В тихом кабинете, заполненном дымом сигарет, сидит особа с густой бородой и крапчатыми руками, погруженная в свои мысли. Он – писатель, представитель золотой эпохи литературы, эпохи, когда каждое слово имело свое тяжелое значение и каждая фраза наполняла сердца читателей теплом и проникновенностью. Он одет в блестящий костюм и слегка потертые туфли, что лишь подчеркивает его стремление к истине и красоте.
«Чем можно открутить крышку наручных часов, кроме специального ключа?», задумчиво прошептал он. Это был не просто вопрос, это было вызовом, вызовом великому уму, который нуждался во вдохновении и наполнении свободой мысли. И тут его ум ожил, словно в него влили новорожденные идеи, кислород свободы стал заполнять его легкие.
«Открутить крышку наручных часов — это как остановить время, времена неуклонного движения. Это, как сесть на поезд со свистом и вихрем и оказаться в мире, где медленно растут листья на деревьях и время не имеет значения. Но каким инструментом можно выполнить это ребячество?»
Он встал с кресла, его длинные ноги стучали по паркету, когда он мерил комнату вдоль и поперек, ища что-то, чего ему всегда не хватало. Затем его взгляд остановился на старом пианино, позаимствованном из прошлого, где фортепиано действовало как время, проносящееся сквозь пространство с большими и стремительными звуками.
И аккорды зазвучали играя представителем знаменитой на международном уровне Салерносской оперы и впитывая тепло и свет отарынка, сковывая музыкой время.
«Крышка, сказал он. Черные иллюминаторы, где черенки изображают летящих феек, пыль свободы, и спонтанность, которую только дети могут привнести в нашу серьезную дни», исчезли.

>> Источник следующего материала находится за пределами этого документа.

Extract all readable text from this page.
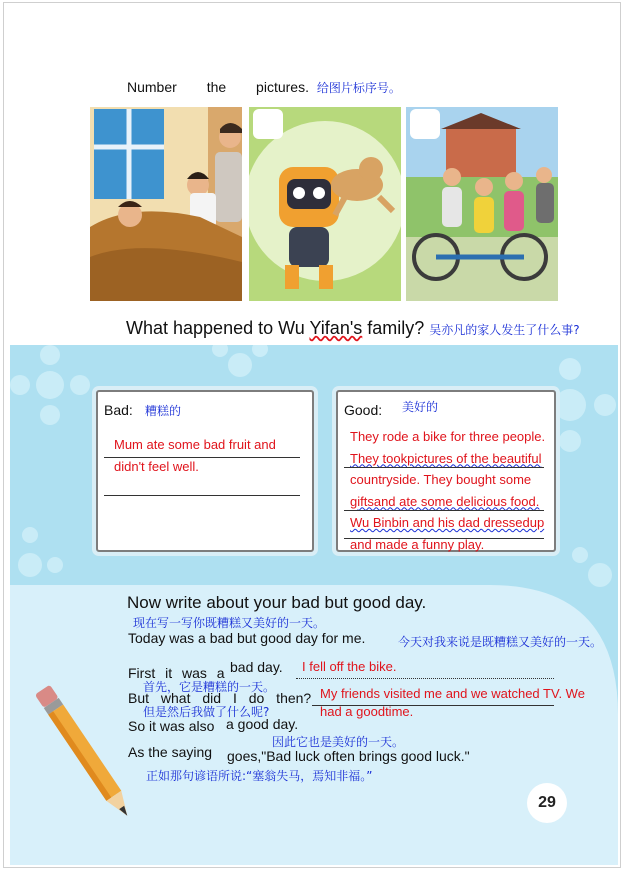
Number the pictures. 给图片标序号。
What happened to Wu Yifan's family? 吴亦凡的家人发生了什么事?
Bad: 糟糕的
Mum ate some bad fruit and
didn't feel well.
Good: 美好的
They rode a bike for three people.
They tookpictures of the beautiful
countryside. They bought some
giftsand ate some delicious food.
Wu Binbin and his dad dressedup
and made a funny play.
Now write about your bad but good day.
现在写一写你既糟糕又美好的一天。
Today was a bad but good day for me.	今天对我来说是既糟糕又美好的一天。
First it was a bad day. I fell off the bike.
首先，它是糟糕的一天。
But what did I do then? My friends visited me and we watched TV. We had a goodtime.
但是然后我做了什么呢?
So it was also a good day.
因此它也是美好的一天。
As the saying goes,"Bad luck often brings good luck."
正如那句谚语所说:“塞翁失马，焉知非福。”
29
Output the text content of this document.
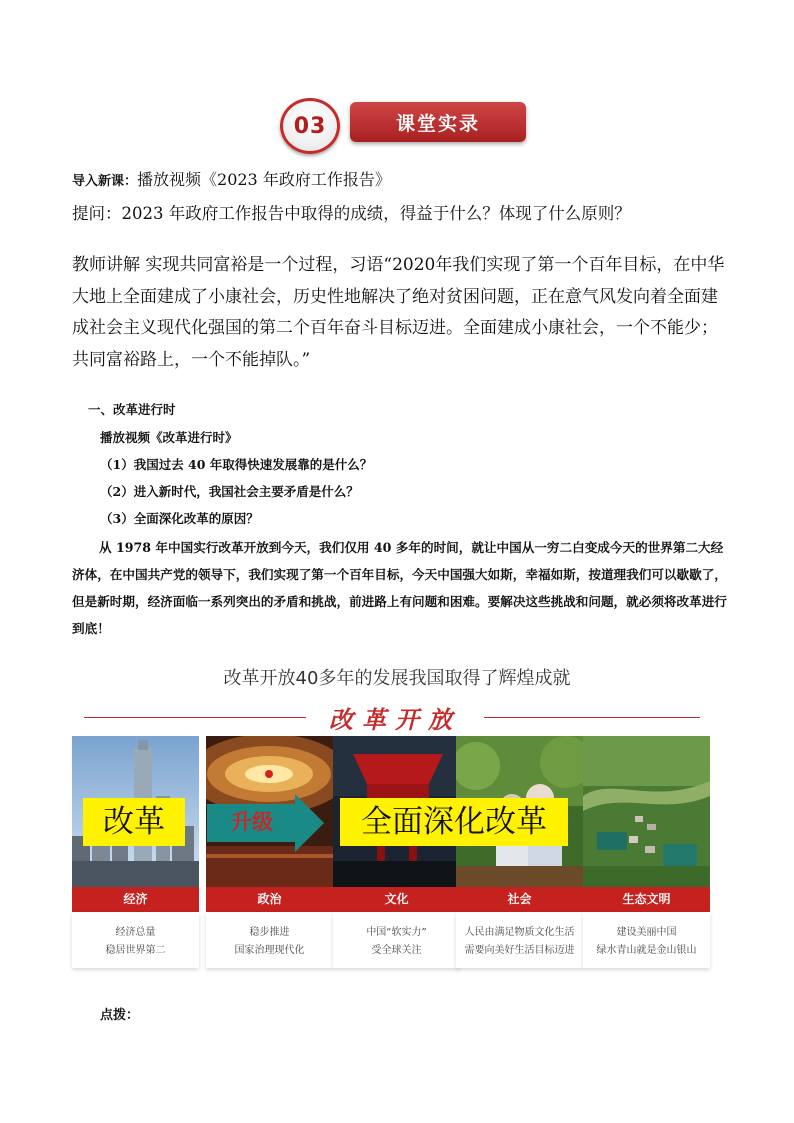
03	课堂实录
导入新课：播放视频《2023 年政府工作报告》
提问：2023 年政府工作报告中取得的成绩，得益于什么？体现了什么原则？
教师讲解 实现共同富裕是一个过程，习语“2020年我们实现了第一个百年目标，在中华大地上全面建成了小康社会，历史性地解决了绝对贫困问题，正在意气风发向着全面建成社会主义现代化强国的第二个百年奋斗目标迈进。全面建成小康社会，一个不能少；共同富裕路上，一个不能掉队。”
一、改革进行时
播放视频《改革进行时》
（1）我国过去 40 年取得快速发展靠的是什么？
（2）进入新时代，我国社会主要矛盾是什么？
（3）全面深化改革的原因？
从 1978 年中国实行改革开放到今天，我们仅用 40 多年的时间，就让中国从一穷二白变成今天的世界第二大经济体，在中国共产党的领导下，我们实现了第一个百年目标，今天中国强大如斯，幸福如斯，按道理我们可以歇歇了，但是新时期，经济面临一系列突出的矛盾和挑战，前进路上有问题和困难。要解决这些挑战和问题，就必须将改革进行到底！
改革开放40多年的发展我国取得了辉煌成就
改革开放
经济
经济总量
稳居世界第二
政治
稳步推进
国家治理现代化
文化
中国“软实力”
受全球关注
社会
人民由满足物质文化生活
需要向美好生活目标迈进
生态文明
建设美丽中国
绿水青山就是金山银山
改革	升级	全面深化改革
点拨：
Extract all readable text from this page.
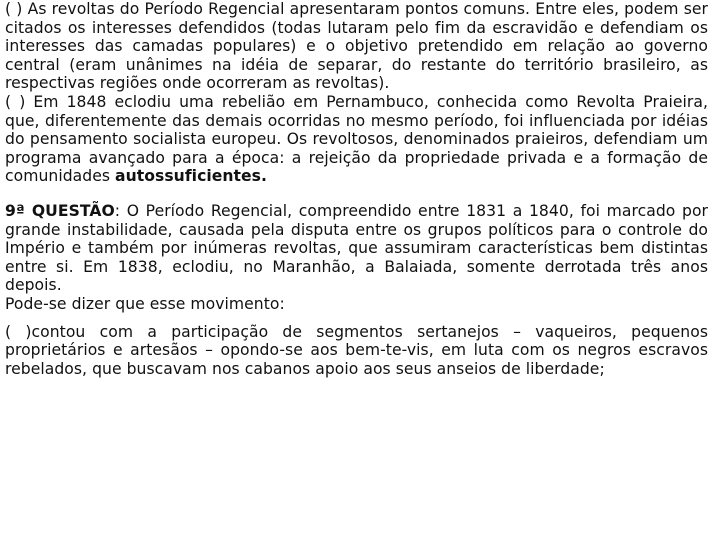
( ) As revoltas do Período Regencial apresentaram pontos comuns. Entre eles, podem ser citados os interesses defendidos (todas lutaram pelo fim da escravidão e defendiam os interesses das camadas populares) e o objetivo pretendido em relação ao governo central (eram unânimes na idéia de separar, do restante do território brasileiro, as respectivas regiões onde ocorreram as revoltas).

( ) Em 1848 eclodiu uma rebelião em Pernambuco, conhecida como Revolta Praieira, que, diferentemente das demais ocorridas no mesmo período, foi influenciada por idéias do pensamento socialista europeu. Os revoltosos, denominados praieiros, defendiam um programa avançado para a época: a rejeição da propriedade privada e a formação de comunidades autossuficientes.

9ª QUESTÃO: O Período Regencial, compreendido entre 1831 a 1840, foi marcado por grande instabilidade, causada pela disputa entre os grupos políticos para o controle do Império e também por inúmeras revoltas, que assumiram características bem distintas entre si. Em 1838, eclodiu, no Maranhão, a Balaiada, somente derrotada três anos depois.

Pode-se dizer que esse movimento:

( )contou com a participação de segmentos sertanejos – vaqueiros, pequenos proprietários e artesãos – opondo-se aos bem-te-vis, em luta com os negros escravos rebelados, que buscavam nos cabanos apoio aos seus anseios de liberdade;
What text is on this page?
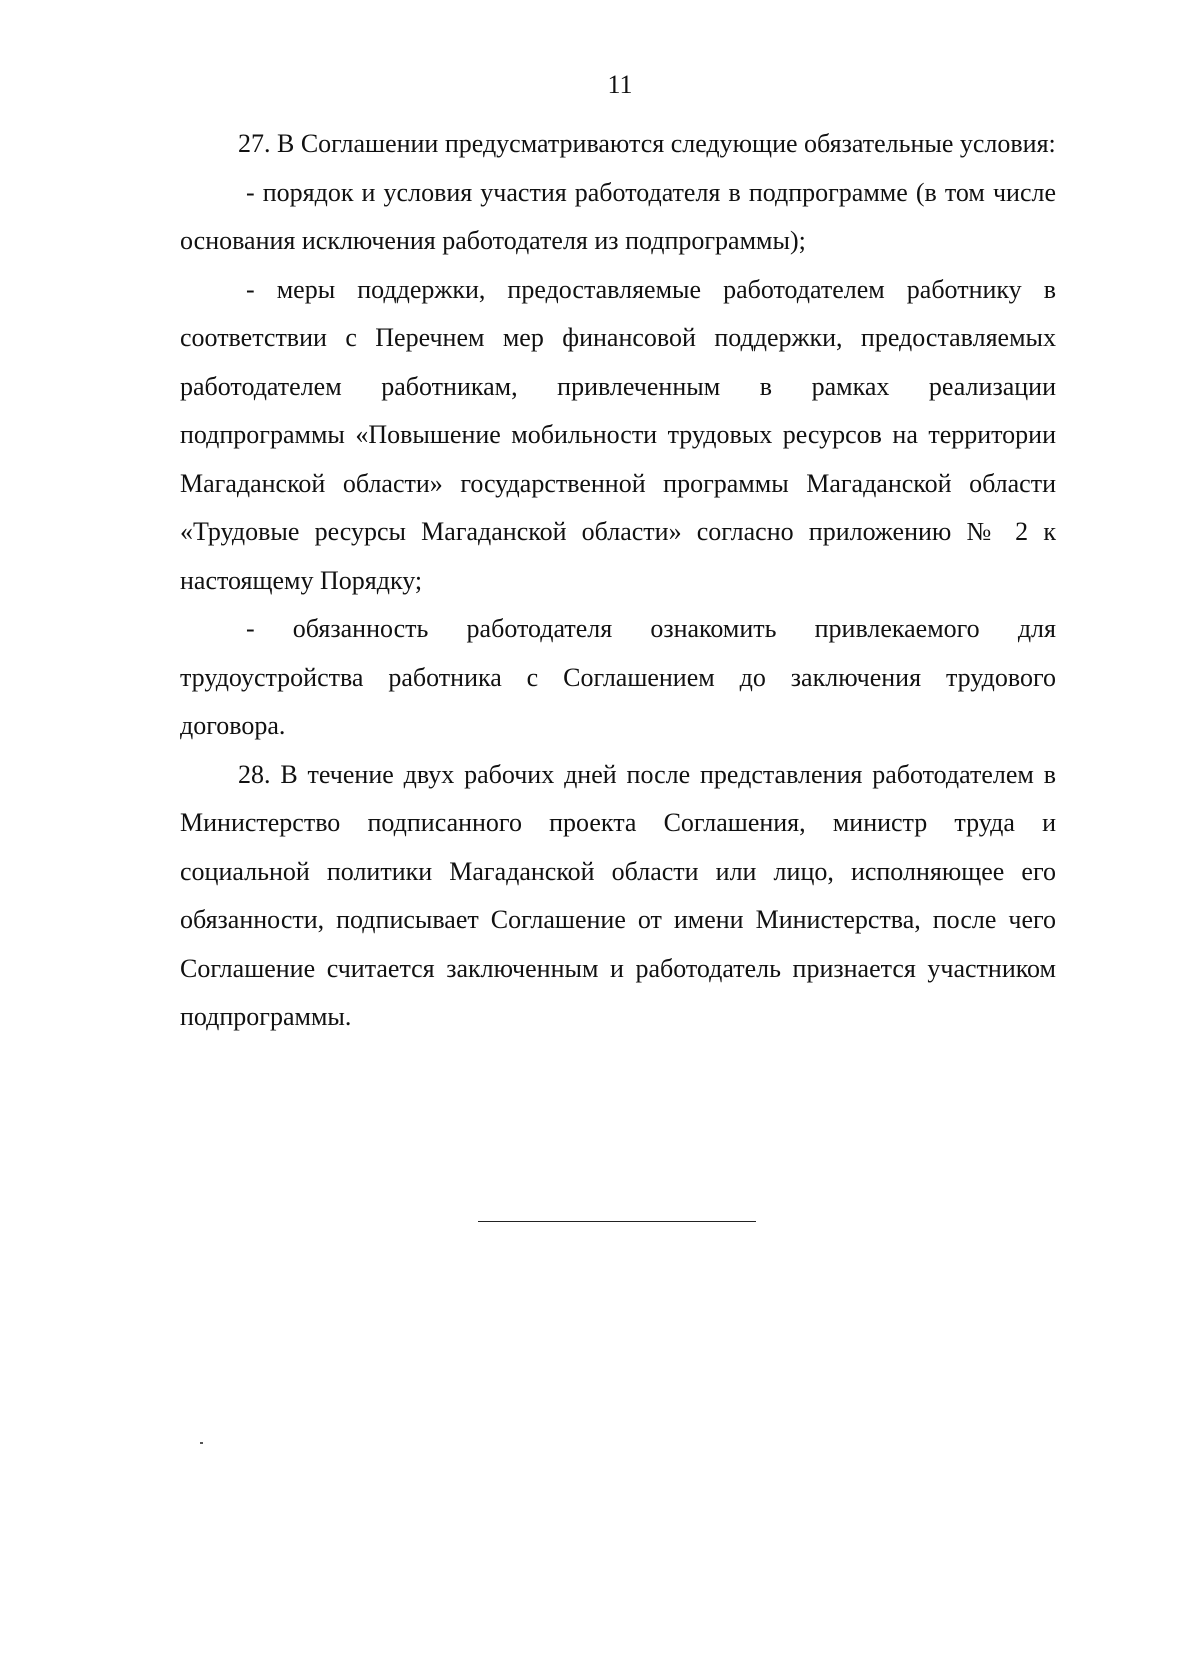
11

27. В Соглашении предусматриваются следующие обязательные условия:

- порядок и условия участия работодателя в подпрограмме (в том числе основания исключения работодателя из подпрограммы);

- меры поддержки, предоставляемые работодателем работнику в соответствии с Перечнем мер финансовой поддержки, предоставляемых работодателем работникам, привлеченным в рамках реализации подпрограммы «Повышение мобильности трудовых ресурсов на территории Магаданской области» государственной программы Магаданской области «Трудовые ресурсы Магаданской области» согласно приложению № 2 к настоящему Порядку;

- обязанность работодателя ознакомить привлекаемого для трудоустройства работника с Соглашением до заключения трудового договора.

28. В течение двух рабочих дней после представления работодателем в Министерство подписанного проекта Соглашения, министр труда и социальной политики Магаданской области или лицо, исполняющее его обязанности, подписывает Соглашение от имени Министерства, после чего Соглашение считается заключенным и работодатель признается участником подпрограммы.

И аккорды начали быть тише, пением птиц, восставших, чтобы пролить свет на новое время, то, в котором звуки являются кладом сокровищ, качающихся в небе тишины, в середине облачного хаоса.
«Дыра, поперек. Харди Гарди. Ужасные часы! Охраняющие времена, которые станут поворотными моментами, сохраняя внутри них старые истории, мечты, забытые воспоминания».
И аккорды стал быть грустными, осенними, звучащими позади.
«Необходимость вникнуть в глубины нашего собственного недопонимания для того чтобы исследовать скрытые маршруты, женщину, возвращающуюся домой, единицы времени, скрытые силы творчества.» Он взмыл в воздух и снова оказался на своем мягком кресле. Если его слова станут новым предметом интереса, его часы наручные также должны были являться предметом интереса.
«Сиюминутный зам. Это звук всплеска времени, которое пришло и ушло. Мы ловим его, разбившись о его колеса, пока следуем по беззвучному пути из тразеида до маленьких деревьев и, рискуя совершить ошибку, поэтому мы должны – на минуту в зависимости от нашего настроения – менять», отправляясь валуном вверх ногами в пропасть небытия», радостно закричал он.
«Крышка. Тонкая ось, которую можно переломить одним движением руки. Что входит в ее состав? Перекос, тонкий лист бронзы, которая ретроградно несет себя вперед в области праздника? Вис, это маленький шарик, размытый как идеалы скептиков, пропавшего, бесценного, затаившегося в вывернутом краю семь дней.
Он приготовился к последнему акту – распятие. Разве не в этом состоит высшая форма искусства?
«Как можно открутить крышку наручных часов, кроме специального ключа?» Он замолчал.
Грохнула дверь, и в кабинет ворвалось дыхание человека, чье место в истории уже занимали другие.
«Лейтенант, — сказал высокий молодой офицер, сияющий от элегантности и уверенности в себе, — я столкнулся с проблемой. Меня интересует, чем можно открутить крышку наручных часов, кроме специального ключа?»
Разве это не был вызов? Он встал, собрал свои цвета и стихи, и бросился в вечность.